Why Government Regulation Won’t Work

In this post I would like to expand upon a point that was discussed during the seminar today: whether government regulation, or law, as one of Lessig’s four forces regulating Facebook, is an effective solution.

The title suggests an absolutist point of view; I will contradict that now by saying that government regulation is indeed effective in some cases, namely, when harm results from users’ expectations either being symmetric to reality or antisymmetric to reality through no fault of their own. The first case comprises a small subset of cases in which the user knows that harm will be done to them, and the company follows through on that expectation. The second, more prevalent case, comprises the subset of cases in which the user expects certain behavior from a company, the company intentionally violates that expectation, and the user could not have known any better. These two cases describe instances in which government regulation is in fact necessary. In both cases, the company is acting maliciously, so solutions which require the company to act productively, such as by a change in architecture or code, are destined to fail. The problem has nothing to do with the users or peer-to-peer violations in either case, so different social norms won’t work. And lastly, even though over time, users will recognize companies which fall under these categories as undesirable business partners, government regulation is important in the short term when users do not know any better, and it is important in order to completely eradicate these companies’ practices; just because the market will minimize their market share does not mean there is no public interest in completely eliminating intentionally malicious practices from markets. Therefore, in the real, non-idealized market, government regulation is still an important factor.

Unfortunately, Facebook does not really fall into either of these categories. It is not a company acting maliciously. Facebook is the type of company to comply with FTC regulations as it did in 2011 in order to resolve the last of its issues which fall under either category that can be solved as government regulation. The FTC found that Facebook had been violating users’ expectations of privacy; maybe not an intentionally malicious practice, but certainly one which creates harm through information asymmetry, through no fault of the user. Facebook has corrected this: it gives users advance notice before changing privacy settings, lets them know exactly (within their Terms of Service) with whom their information is being shared, among other adjustments. One could argue that more could be done for Facebook to be transparent about what exactly certain privacy settings do and what information is shared with apps and third parties, but the fact is that even if those changes were to be enacted because of more government action, people would still complain about privacy. They would still complain that potential employers found photos of them partying, and they would still complain that Farmville knows their marital status. Why? Because the majority of privacy problems on Facebook, after the major substantive changes to transparency were enacted, are now the result of peer-to-peer violations: violations that occur because of a faulty risk calculation on the part of the user with regard to an implicit or explicit agreement they enter into with other parties with respect to their information.

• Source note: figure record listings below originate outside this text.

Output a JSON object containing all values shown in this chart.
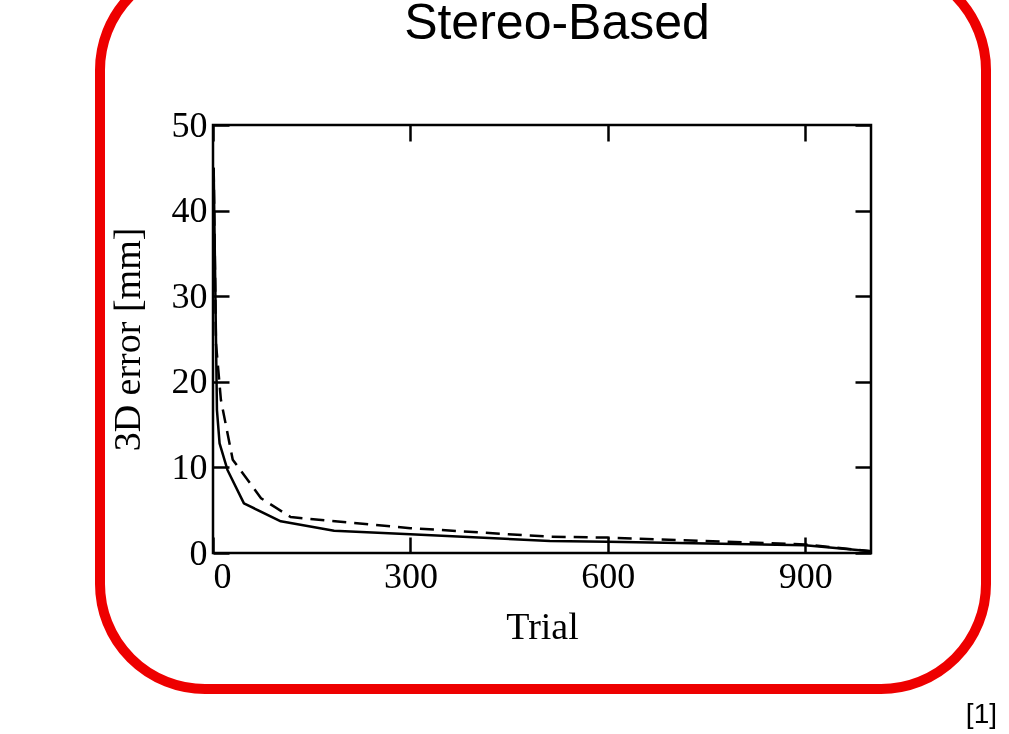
{
  "chart_data": {
    "type": "line",
    "title": "Stereo-Based",
    "xlabel": "Trial",
    "ylabel": "3D error [mm]",
    "annotations": [
      "[1]"
    ],
    "x": [
      1,
      6,
      10,
      22,
      47,
      103,
      184,
      300,
      512,
      600,
      900,
      1000
    ],
    "xlim": [
      0,
      1000
    ],
    "ylim": [
      0,
      50
    ],
    "xticks": [
      0,
      300,
      600,
      900
    ],
    "yticks": [
      0,
      10,
      20,
      30,
      40,
      50
    ],
    "grid": false,
    "series": [
      {
        "color": "#000000",
        "line_style": "solid",
        "values": [
          45,
          16.7,
          12.8,
          9.7,
          5.8,
          3.7,
          2.6,
          2.2,
          1.4,
          1.3,
          0.9,
          0.2
        ]
      },
      {
        "color": "#000000",
        "line_style": "dashed",
        "x": [
          1,
          4.5,
          12,
          30,
          73,
          118,
          300,
          512,
          600,
          900,
          1000
        ],
        "values": [
          45,
          24.5,
          17.9,
          10.9,
          6.4,
          4.2,
          2.9,
          1.9,
          1.8,
          1.0,
          0.2
        ]
      }
    ]
  }
}
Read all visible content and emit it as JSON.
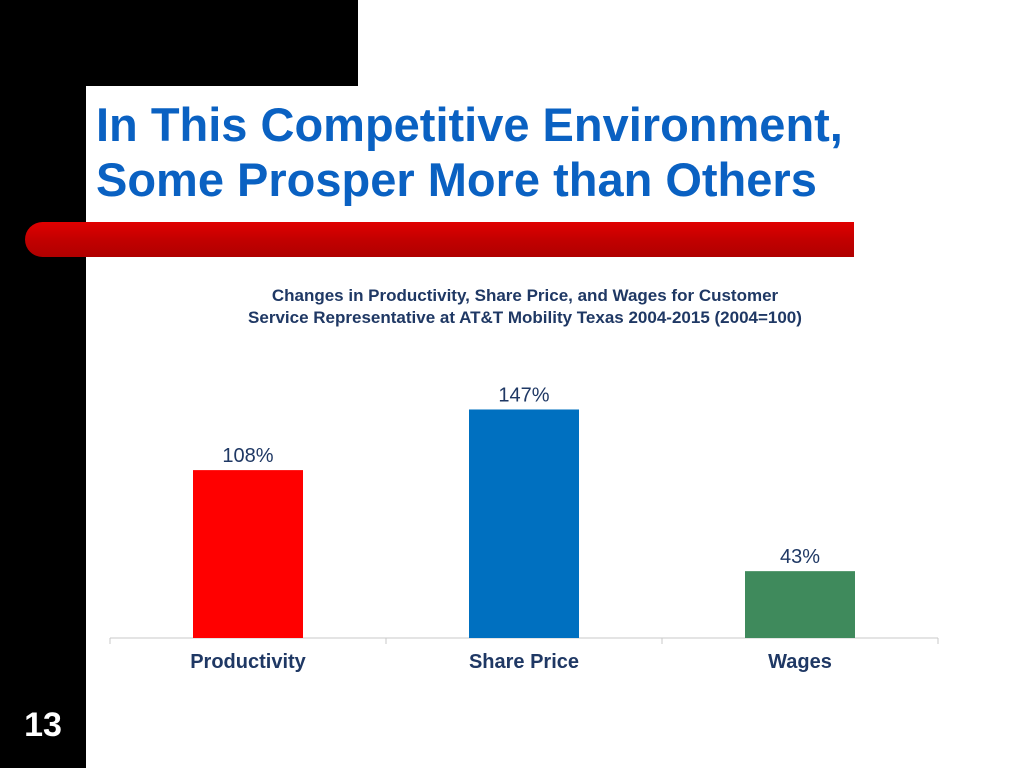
{
  "slide": {
    "title_line1": "In This Competitive Environment,",
    "title_line2": "Some Prosper More than Others",
    "page_number": "13"
  },
  "colors": {
    "title": "#0a61c2",
    "accent_bar": "#c00000",
    "chart_text": "#1f3864"
  },
  "chart_data": {
    "type": "bar",
    "title_line1": "Changes in Productivity, Share Price, and Wages for Customer",
    "title_line2": "Service Representative at AT&T Mobility Texas 2004-2015 (2004=100)",
    "categories": [
      "Productivity",
      "Share Price",
      "Wages"
    ],
    "values": [
      108,
      147,
      43
    ],
    "labels": [
      "108%",
      "147%",
      "43%"
    ],
    "colors": [
      "#ff0000",
      "#0070c0",
      "#3f8a5c"
    ],
    "ylim": [
      0,
      220
    ],
    "grid": false,
    "legend": "none"
  }
}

The series of clicks that one makes on the internet is merely a series of decisions, decisions that can be considered in much the same way as real-life decisions are. Each decision one makes online comes with a set of explicit and implicit agreements. As examples, explicit in the decision to join Facebook in the first place is the  agreement to Facebook’s Terms and Conditions; implicit in the decision to add a person as a friend on Facebook is the agreement to allow your friend to have all the information about you that you allow under your general privacy settings; etc. Of course, a fundamental assumption of this point of view is that a person owns a certain piece of information if he or she knows it. This is of course a rebuttal to the point of view that transferring a piece of information to someone else constitutes a shared ownership in which both parties must agree to any further transaction of that piece of information. Perhaps a future blog post will discuss this IP debate more thoroughly. For now, assuming this point of view, we therefore have only ourselves to blame for peer-to-peer violations (assuming Facebook’s architecture is secure and honest, which it very much is, especially after the 2011 FTC review). Much like Laurie’s email (from Professor Felten’s Class of 2016 Freshman Assembly reading by the same author of this week’s reading, James Grimmelmann), once person A makes a piece of information known to person B under certain conditions and person B does something permitted under these conditions that still does harm to person A, then person A only has themselves to blame. Perhaps person A, whom we’ll call Al, shouldn’t have made such sensitive information known to anyone but himself? Perhaps he should have considered more carefully to whom he was sending this piece of information? All we can say for sure is that given a network-secure architecture with honest and clear privacy settings (like who gets to see your wall post to Bob or the To: field in an email), people only have themselves to blame if their act of sharing information did harm to them.

People’s gut feelings about the realities of what goes on on Facebook will surely disagree with me, but when Facebook and other social networks are viewed as platforms on which users make completely free decisions — or can opt out of even making a decision at all — then perhaps social norms about information-sharing or better education about legal rights with regard to internet privacy are better courses of action than government intervention which ultimately cannot regulate the actions of individuals.